GE (General Electric) used to be the gold standard on the development of management systems and processes. At its zenith, GE was known as a factory where some of the finest business leaders were incubated, nurtured and prepared for leadership. With peerless business management and training systems, GE supplied a generation of CEOs to corporate America. The company pioneered and scaled many industrial age management systems and sold them across the world.  One of those systems is the Six Sigma: Six Sigma was invented in Motorola, GE through its former leader, Jack Welch, popularized it when the company adopted it. As Toyota perfected its Kaizen and Japan pursued Total Quality Management, GE gave America management systems for growth and success. But that was the old GE; the present GE is sick.

Last December, I offloaded on GE for many mistakes in its strategy. My conclusion was that GE should reach out to modern conglomerates like Amazon, Google and Alibaba to learn new things. I do believe that the concept of TQM and some of the old management systems used in the industrial age empires are not necessarily relevant in the knowledge economy. In the past, you built for absolute quality and perfection. Today, you build for a balance between quality and quantity. Yes, you launch a half-bake web product in the day and wait for comments to fix it in the night. You make a video game in the day and wait for comments to fix it in the night. You make a hardware product (yes voice assistant like Alexa) but the development never finishes because the AI that powers it in the cloud is a continuum. The ways products are engineered are changing. While that may not necessarily apply to making turbines, GE could learn from these modern firms.

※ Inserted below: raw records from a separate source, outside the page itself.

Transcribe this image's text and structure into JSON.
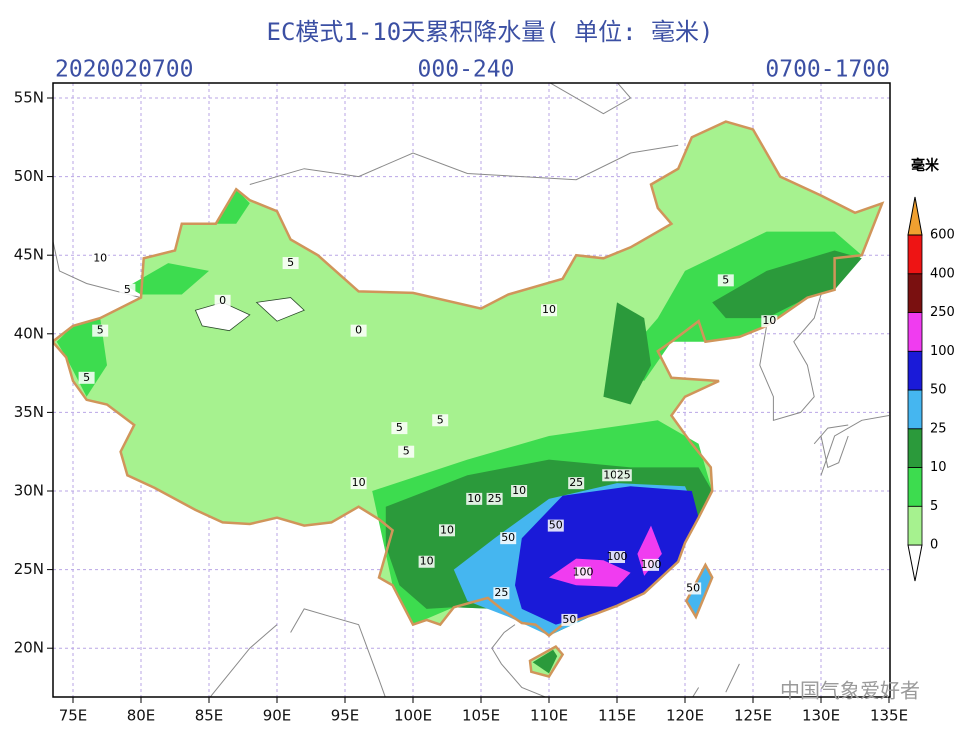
{
  "header": {
    "title": "EC模式1-10天累积降水量( 单位: 毫米)",
    "left": "2020020700",
    "center": "000-240",
    "right": "0700-1700"
  },
  "axes": {
    "x_labels": [
      "75E",
      "80E",
      "85E",
      "90E",
      "95E",
      "100E",
      "105E",
      "110E",
      "115E",
      "120E",
      "125E",
      "130E",
      "135E"
    ],
    "y_labels": [
      "20N",
      "25N",
      "30N",
      "35N",
      "40N",
      "45N",
      "50N",
      "55N"
    ]
  },
  "legend": {
    "unit": "毫米",
    "levels": [
      "0",
      "5",
      "10",
      "25",
      "50",
      "100",
      "250",
      "400",
      "600"
    ],
    "colors": [
      "#ffffff",
      "#a6f28f",
      "#3ddc4f",
      "#2b9a3b",
      "#45b6f0",
      "#1a1ad8",
      "#f03cf0",
      "#7a1010",
      "#ee1414",
      "#f0a030"
    ]
  },
  "contour_labels": [
    "5",
    "10",
    "5",
    "5",
    "0",
    "0",
    "10",
    "5",
    "5",
    "5",
    "10",
    "10",
    "5",
    "10",
    "10",
    "25",
    "50",
    "50",
    "100",
    "100",
    "100",
    "25",
    "50",
    "25",
    "10",
    "10",
    "25",
    "50",
    "5",
    "10"
  ],
  "watermark": "中国气象爱好者"
}
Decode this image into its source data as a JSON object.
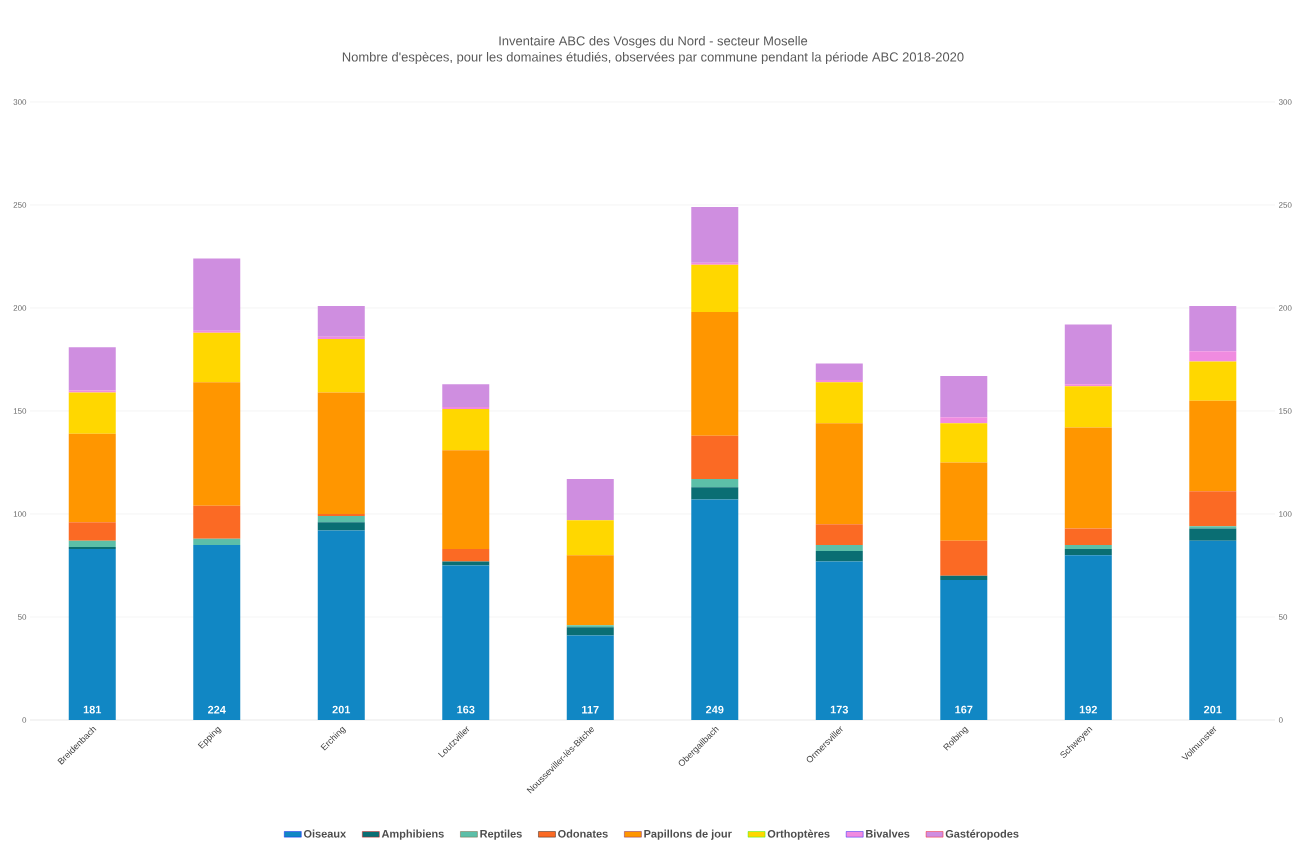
{
  "chart_data": {
    "type": "bar",
    "stacked": true,
    "title": "Inventaire ABC des Vosges du Nord - secteur Moselle",
    "subtitle": "Nombre d'espèces, pour les domaines étudiés, observées par commune pendant la période ABC 2018-2020",
    "categories": [
      "Breidenbach",
      "Epping",
      "Erching",
      "Loutzviller",
      "Nousseviller-lès-Bitche",
      "Obergailbach",
      "Ormersviller",
      "Rolbing",
      "Schweyen",
      "Volmunster"
    ],
    "series": [
      {
        "name": "Oiseaux",
        "color": "#1187c4",
        "values": [
          83,
          85,
          92,
          75,
          41,
          107,
          77,
          68,
          80,
          87
        ]
      },
      {
        "name": "Amphibiens",
        "color": "#0a6e73",
        "values": [
          1,
          0,
          4,
          2,
          4,
          6,
          5,
          2,
          3,
          6
        ]
      },
      {
        "name": "Reptiles",
        "color": "#5cbfa8",
        "values": [
          3,
          3,
          3,
          0,
          1,
          4,
          3,
          0,
          2,
          1
        ]
      },
      {
        "name": "Odonates",
        "color": "#fb6a24",
        "values": [
          9,
          16,
          1,
          6,
          0,
          21,
          10,
          17,
          8,
          17
        ]
      },
      {
        "name": "Papillons de jour",
        "color": "#ff9600",
        "values": [
          43,
          60,
          59,
          48,
          34,
          60,
          49,
          38,
          49,
          44
        ]
      },
      {
        "name": "Orthoptères",
        "color": "#ffd700",
        "values": [
          20,
          24,
          26,
          20,
          17,
          23,
          20,
          19,
          20,
          19
        ]
      },
      {
        "name": "Bivalves",
        "color": "#f08be0",
        "values": [
          1,
          1,
          1,
          1,
          0,
          1,
          1,
          3,
          1,
          5
        ]
      },
      {
        "name": "Gastéropodes",
        "color": "#cf8ee0",
        "values": [
          21,
          35,
          15,
          11,
          20,
          27,
          8,
          20,
          29,
          22
        ]
      }
    ],
    "totals": [
      "181",
      "224",
      "201",
      "163",
      "117",
      "249",
      "173",
      "167",
      "192",
      "201"
    ],
    "ylim": [
      0,
      300
    ],
    "yticks": [
      0,
      50,
      100,
      150,
      200,
      250,
      300
    ],
    "y2lim": [
      0,
      300
    ],
    "y2ticks": [
      0,
      50,
      100,
      150,
      200,
      250,
      300
    ],
    "grid": "y",
    "legend": "bottom"
  }
}
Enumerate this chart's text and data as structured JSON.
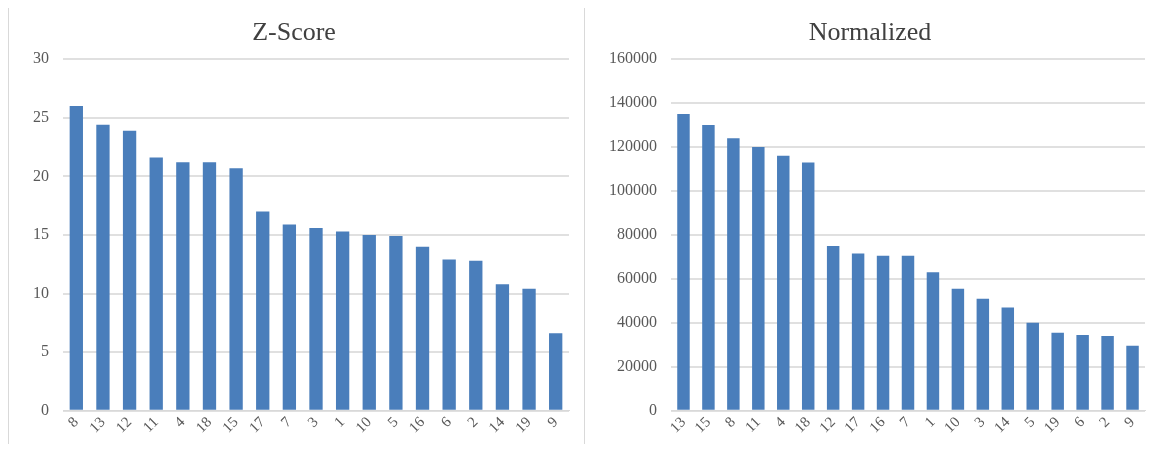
{
  "chart_data": [
    {
      "type": "bar",
      "title": "Z-Score",
      "categories": [
        "8",
        "13",
        "12",
        "11",
        "4",
        "18",
        "15",
        "17",
        "7",
        "3",
        "1",
        "10",
        "5",
        "16",
        "6",
        "2",
        "14",
        "19",
        "9"
      ],
      "values": [
        26,
        24.4,
        23.9,
        21.6,
        21.2,
        21.2,
        20.7,
        17,
        15.9,
        15.6,
        15.3,
        15,
        14.9,
        14,
        12.9,
        12.8,
        10.8,
        10.4,
        6.6
      ],
      "color": "#4a7ebb",
      "ylim": [
        0,
        30
      ],
      "yticks": [
        0,
        5,
        10,
        15,
        20,
        25,
        30
      ],
      "grid": "y"
    },
    {
      "type": "bar",
      "title": "Normalized",
      "categories": [
        "13",
        "15",
        "8",
        "11",
        "4",
        "18",
        "12",
        "17",
        "16",
        "7",
        "1",
        "10",
        "3",
        "14",
        "5",
        "19",
        "6",
        "2",
        "9"
      ],
      "values": [
        135000,
        130000,
        124000,
        120000,
        116000,
        113000,
        75000,
        71500,
        70500,
        70500,
        63000,
        55500,
        51000,
        47000,
        40000,
        35500,
        34500,
        34000,
        29500
      ],
      "color": "#4a7ebb",
      "ylim": [
        0,
        160000
      ],
      "yticks": [
        0,
        20000,
        40000,
        60000,
        80000,
        100000,
        120000,
        140000,
        160000
      ],
      "grid": "y"
    }
  ]
}
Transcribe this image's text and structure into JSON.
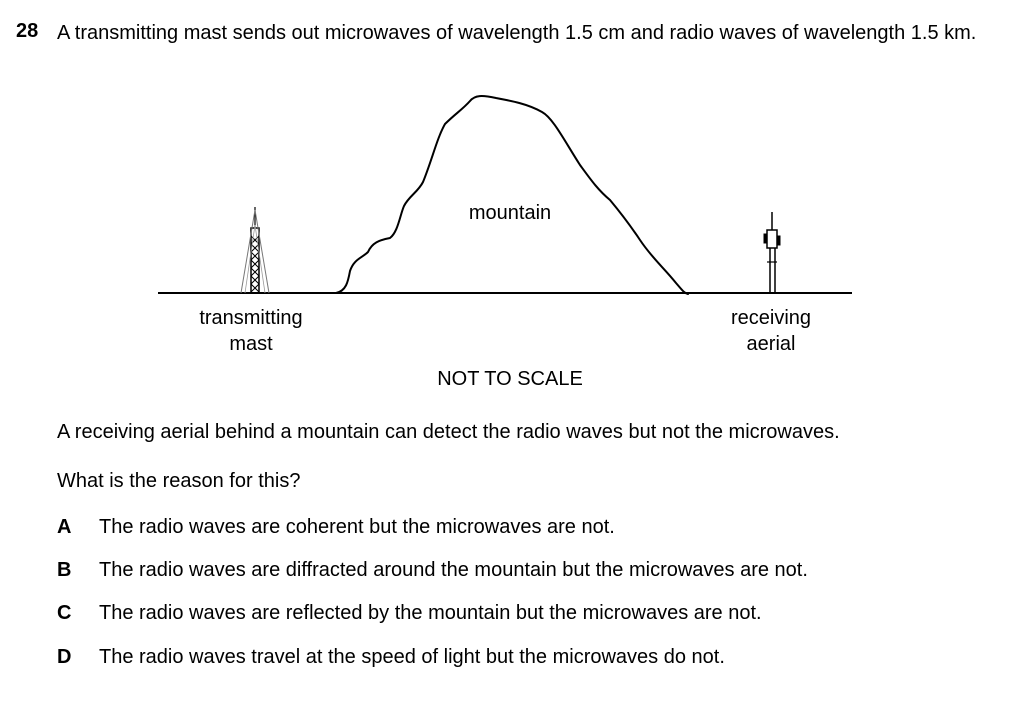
{
  "question": {
    "number": "28",
    "stem": "A transmitting mast sends out microwaves of wavelength 1.5 cm and radio waves of wavelength 1.5 km."
  },
  "diagram": {
    "mountain_label": "mountain",
    "mast_label_line1": "transmitting",
    "mast_label_line2": "mast",
    "aerial_label_line1": "receiving",
    "aerial_label_line2": "aerial",
    "scale_note": "NOT TO SCALE"
  },
  "context": "A receiving aerial behind a mountain can detect the radio waves but not the microwaves.",
  "prompt": "What is the reason for this?",
  "options": [
    {
      "letter": "A",
      "text": "The radio waves are coherent but the microwaves are not."
    },
    {
      "letter": "B",
      "text": "The radio waves are diffracted around the mountain but the microwaves are not."
    },
    {
      "letter": "C",
      "text": "The radio waves are reflected by the mountain but the microwaves are not."
    },
    {
      "letter": "D",
      "text": "The radio waves travel at the speed of light but the microwaves do not."
    }
  ]
}
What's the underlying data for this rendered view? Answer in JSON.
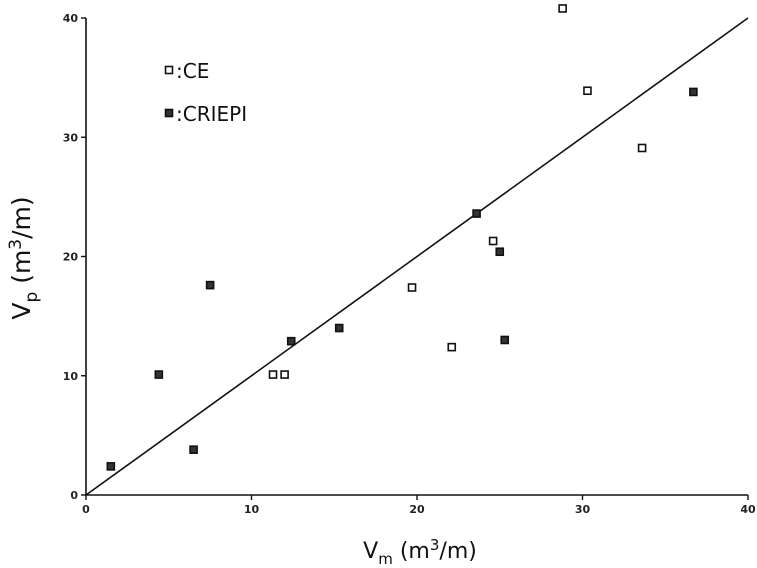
{
  "chart_data": {
    "type": "scatter",
    "title": "",
    "xlabel": {
      "main": "V",
      "sub": "m",
      "rest": " (m",
      "sup": "3",
      "tail": "/m)"
    },
    "ylabel": {
      "main": "V",
      "sub": "p",
      "rest": " (m",
      "sup": "3",
      "tail": "/m)"
    },
    "xlim": [
      0,
      40
    ],
    "ylim": [
      0,
      40
    ],
    "x_ticks": [
      "0",
      "10",
      "20",
      "30",
      "40"
    ],
    "y_ticks": [
      "0",
      "10",
      "20",
      "30",
      "40"
    ],
    "grid": false,
    "legend_position": "top-left",
    "reference_line": {
      "from": [
        0,
        0
      ],
      "to": [
        40,
        40
      ]
    },
    "series": [
      {
        "name": ":CE",
        "marker": "open-square",
        "points": [
          {
            "x": 11.3,
            "y": 10.1
          },
          {
            "x": 12.0,
            "y": 10.1
          },
          {
            "x": 19.7,
            "y": 17.4
          },
          {
            "x": 22.1,
            "y": 12.4
          },
          {
            "x": 24.6,
            "y": 21.3
          },
          {
            "x": 28.8,
            "y": 40.8
          },
          {
            "x": 30.3,
            "y": 33.9
          },
          {
            "x": 33.6,
            "y": 29.1
          }
        ]
      },
      {
        "name": ":CRIEPI",
        "marker": "filled-square",
        "points": [
          {
            "x": 1.5,
            "y": 2.4
          },
          {
            "x": 4.4,
            "y": 10.1
          },
          {
            "x": 6.5,
            "y": 3.8
          },
          {
            "x": 7.5,
            "y": 17.6
          },
          {
            "x": 12.4,
            "y": 12.9
          },
          {
            "x": 15.3,
            "y": 14.0
          },
          {
            "x": 23.6,
            "y": 23.6
          },
          {
            "x": 25.0,
            "y": 20.4
          },
          {
            "x": 25.3,
            "y": 13.0
          },
          {
            "x": 36.7,
            "y": 33.8
          }
        ]
      }
    ]
  }
}
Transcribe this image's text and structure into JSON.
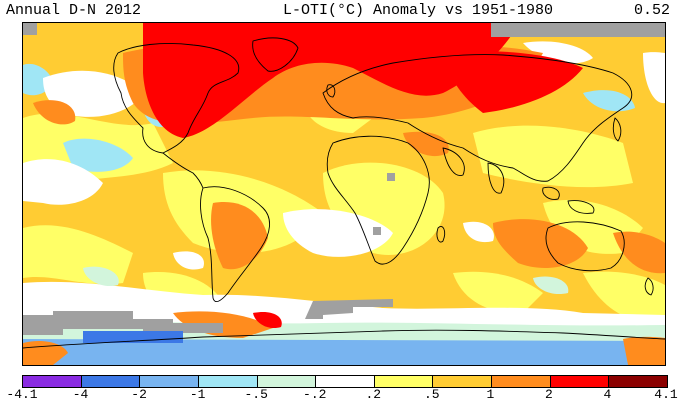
{
  "header": {
    "period": "Annual D-N 2012",
    "title": "L-OTI(°C) Anomaly vs 1951-1980",
    "global_mean": "0.52"
  },
  "map": {
    "type": "global temperature anomaly map",
    "projection": "equirectangular",
    "missing_data_color": "#a0a0a0",
    "coastline_color": "#000000"
  },
  "legend": {
    "ticks": [
      "-4.1",
      "-4",
      "-2",
      "-1",
      "-.5",
      "-.2",
      ".2",
      ".5",
      "1",
      "2",
      "4",
      "4.1"
    ],
    "colors": [
      "#8a2be2",
      "#3c78e6",
      "#78b4f0",
      "#a0e6f5",
      "#d2f5dc",
      "#ffffff",
      "#ffff66",
      "#ffcc33",
      "#ff8c1e",
      "#ff0000",
      "#8b0000"
    ]
  }
}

Largely, the nature of the product distribution means that you can succeed by producing and learning from your customers while on the fly. So, a product can be built within 24 hours and launched with bugs which can be fixed. The “total quality” remains for the industrial age firms but not for many knowledge age companies.

I do think that GE needs to take management internships in Google (yes Alphabet), Alibaba or Amazon to have a better idea on how the world (knowledge) economy works. A “premier industrial company” does not mean that one cannot bring the knowledge business in the same economy. Alphabet runs any type of business today and finds ways it can build synergies across them. GE is simply fixated on making heavy equipment which may not be needed in the ways it has imagined. Everything is changing, including transportation, and GE is right to be thinking of leaving the locomotive business: with Uber, Lyft and others, locomotives may not be a really good business in the near future. Simply, GE lost the world; it has a lot of work to do, to recover. Its problems are severe, because it has sold some of its best assets, when it expected the world to align to its future, instead of adjusting to the emerging and evolving new world. A more agile Board may not be a bad idea: I need the badly beaten stocks to rise.

Yet, GE could still be fine if not for one of the worst strategic mistakes: exiting the financing business. That was the origin of its cashflow problems. The new businesses are not bringing free cashflow to compensate what GE Capital was providing.

GE wanted to streamline its business, cutting off GE Capital which was very important in deal financing and generating good cash flow. The cashflow has been critical in GE’s capacity to sustain its dividend tradition, despite the lack of growth in the stock. Selling GE Capital was also problematic in another angle: the GE Capital was making it easier for GE to sell its wares by providing easier capital to clients. Partly, GE could be struggling because of the absence of GE Capital.

Former CEO Jeff Immelt, left, former power division chief Steve Bolze and John Flannery, now CEO, left a 2014 Paris meeting about buying competitor Alstom. (source: WSJ)

This week, The Wall Street Journal tears the former CEO of the company, Jeff Immelt, down in a piece.

GE’s precipitous fall, following years of treading water while the overall economy grew, was exacerbated, some insiders say, by what they call “success theater.” Mr. Immelt and his top deputies projected an optimism about GE’s business and its future that didn’t always match the reality of its operations or its markets, according to more than a dozen current and former executives, investors and people close to the company.

This culture of confidence trickled down the ranks and even affected how those gunning to succeed Mr. Immelt ran their business units, some of these people said, with consequences that included unreachable financial targets, mistimed bets on markets and sometimes poor decisions on how to deploy cash.

Reuters has a piece also on the GE problem, making a case that Immelt mismanaged GE: “John Flannery, GE’s new chief executive, blamed the forecast, along with poor management and other factors, for the power business meltdown. In January, he warned the pain would continue this year “and potentially be worse than expected.”

All Together

For a company that prides itself as a center of management system to collapse in this way is unfortunate. The implication is that GE may be out of sync with the tenets of modern business processes. The industrial age time may be passing, and now it needs to learn what works. The strategic mistakes over the last ten years have been constant, and if GE does not stop making them, this iconic American company may go. Yes, it could be broken into pieces to salvage value for its investors.